Your personal Debt to Income Ratio (DTI) is an important factor all lenders use to determine your credit worthiness. This ratio is essentially what you earn against what you are paying out each month for scheduled debt. If you have a high debt ratio, then your monthly living expenses will usually start to suffer and most people will start missing payments or let their credit balances creep higher. This is murder to your credit rating as all your creditors will see this trend when they view your statistics. Once your balances rise, your credit score dives, and up go your interest rates! So it pays to understand how this works. Literally.
SAVE this Debt Evaluation Calculator link:
Essentially if you are over 30% of your availble credit balance and over 40% of your monthly income going out the door via regularly scheduled debt, you are going to start seeing an impact on your ability to get a mortgage.
Use this handy evaluation tool check it often to keep yourself on track.
It is important to have control of your monthly debt payments against your monthly income. A high debt ratio might indicate that your monthly expenses are becoming unmanageable. A high DTI will discourage lenders from loaning you money.
Quick DTI Example for Monthly Gross Income of $4,000:
Mortgage including taxes and insurance (or rent): $1,000
Car payment: $300
Credit card minimum payments $200
Other unsecured debt: $100 (i.e, a computer or applicance account)
Total debt payments: $1,600 per month
= Total monthly debt ratio of 40%
This is considered acceptable and 'safe' range.
Let's add an item and see what happens
Medical debt or collection account: $400
Total debt payments: $2,000
= Total monthly debt ratio of 50%
This is becoming a bit high and you would be advised to lower it.
Very few banks would let you borrow to a 50% debt ratio for a home mortgage.
Adding one more item to your home budget:
Student Loan Payment: $400
Total debt payments: $2,400
= Total monthly debt ratio of 60%
This is too high and and considered a risky debt level
Virtually all banks would deny your proposed $1,000 home mortgage payment with a debt ratio of 60%. (A strong compensating factor might be your liquid assets able to service the proposed new debt.)
Why does DTI matter?
In the 60% DTI case above, you still have theoretically $1,600 income available for your use. This amount of money is likely to be absorbed by taxes and other life expenses with no safety net in case something unexpected comes up. What happens if you have a major car repair or lose hours at work? A person with a 60% DTI is very unlikely to be saving or building up a retirement nest egg.

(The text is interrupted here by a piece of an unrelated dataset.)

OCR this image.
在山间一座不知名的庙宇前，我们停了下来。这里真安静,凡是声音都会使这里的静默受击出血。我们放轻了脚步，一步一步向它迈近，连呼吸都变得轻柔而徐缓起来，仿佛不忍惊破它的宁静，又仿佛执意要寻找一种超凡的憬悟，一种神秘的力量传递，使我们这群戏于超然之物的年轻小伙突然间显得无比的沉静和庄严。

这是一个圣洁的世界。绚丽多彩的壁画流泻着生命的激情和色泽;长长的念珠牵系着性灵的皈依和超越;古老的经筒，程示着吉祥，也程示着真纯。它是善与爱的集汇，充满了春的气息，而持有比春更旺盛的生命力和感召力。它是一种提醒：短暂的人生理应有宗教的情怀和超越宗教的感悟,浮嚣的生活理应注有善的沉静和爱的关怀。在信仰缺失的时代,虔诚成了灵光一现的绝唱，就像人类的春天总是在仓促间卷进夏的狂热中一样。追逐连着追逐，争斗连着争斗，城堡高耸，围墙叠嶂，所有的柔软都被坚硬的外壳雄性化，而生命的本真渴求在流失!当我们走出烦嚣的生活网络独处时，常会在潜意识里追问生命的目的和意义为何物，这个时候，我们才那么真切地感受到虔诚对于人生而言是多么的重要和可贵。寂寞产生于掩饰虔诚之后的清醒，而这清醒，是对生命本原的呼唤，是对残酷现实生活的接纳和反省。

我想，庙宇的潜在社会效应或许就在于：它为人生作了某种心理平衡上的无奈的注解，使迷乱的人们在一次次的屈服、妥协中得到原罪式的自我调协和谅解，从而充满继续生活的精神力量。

So unless you are a very careful investor who saves money and has few surprises in life, 60% DTI is considered very risky cost of living. If you happen to have several children and other responsibilities then even 40% could be a stretch for you personally.
How DTI Affects Your Mortgage-Ability:
With a 60% DTI, if you were applying for a mortgage you would expect to be turned down by every bank in town. As a mortgage planner, I would sit down with you and go over your credit report and help you identify what, if anything, can be resolved to assist you to qualify for a home mortgage.
Let's say you wanted to buy a home within three months. If you have 6 months left on your car payment and it can be paid down to under 3 months - that really helps. (We can remove debts that are under 90 days to be paid off with good payment history).
In addition, if you paid off your credit cards and removed that $200 payment, you are again, improving your DTI. You might have a bonus coming at the end of the year that could be used for this purpose. If you can make a 3 month car payment (to bring your car loan under 90 days pay off) that would improve your ability to finance a home purchase today. Or we might decide to target your home purchase time frame within three months. Three months is a good time frame to be shopping for a home while you are improving your debt ratio, which by the way will also raise your FICO score.
At that point, if all other issues including your credit rating and history and income are acceptable, you would likely qualify for a $900 home mortgage payment for a total debt ratio of 45% or $1,800 per month expenses.
Note: Student Loans may be in 'deferred status' until you start working and once you are working and paying them -- usually at very low interest rates. If your student loans are in deferred status they may still be counted against your ratio - as you will be responsible for those payments eventually. Usually your student loan is not something we would target to pay off early, since credit cards and car payments generally have higher interest rates.
Why Does Your Bank Care about DTI?
Underwriters will ask many questions during a loan application if you are on the edge of your ability to make payments over the 45% DTI target zone. If you are under this range, and show good history of making your payment on time, you are showing responsible ability to manage your debts. You are most likely already enjoying a good credit score and will also benefit from a very good interest rate offer.
A bank's number one concern is your ability to make your payments on time. Factors like DTI and FICO score are their top tools to determining if your application meets the Fannie Mae, Freddie Mac and specific investor guidelines.
Use these simple rules to your advantage!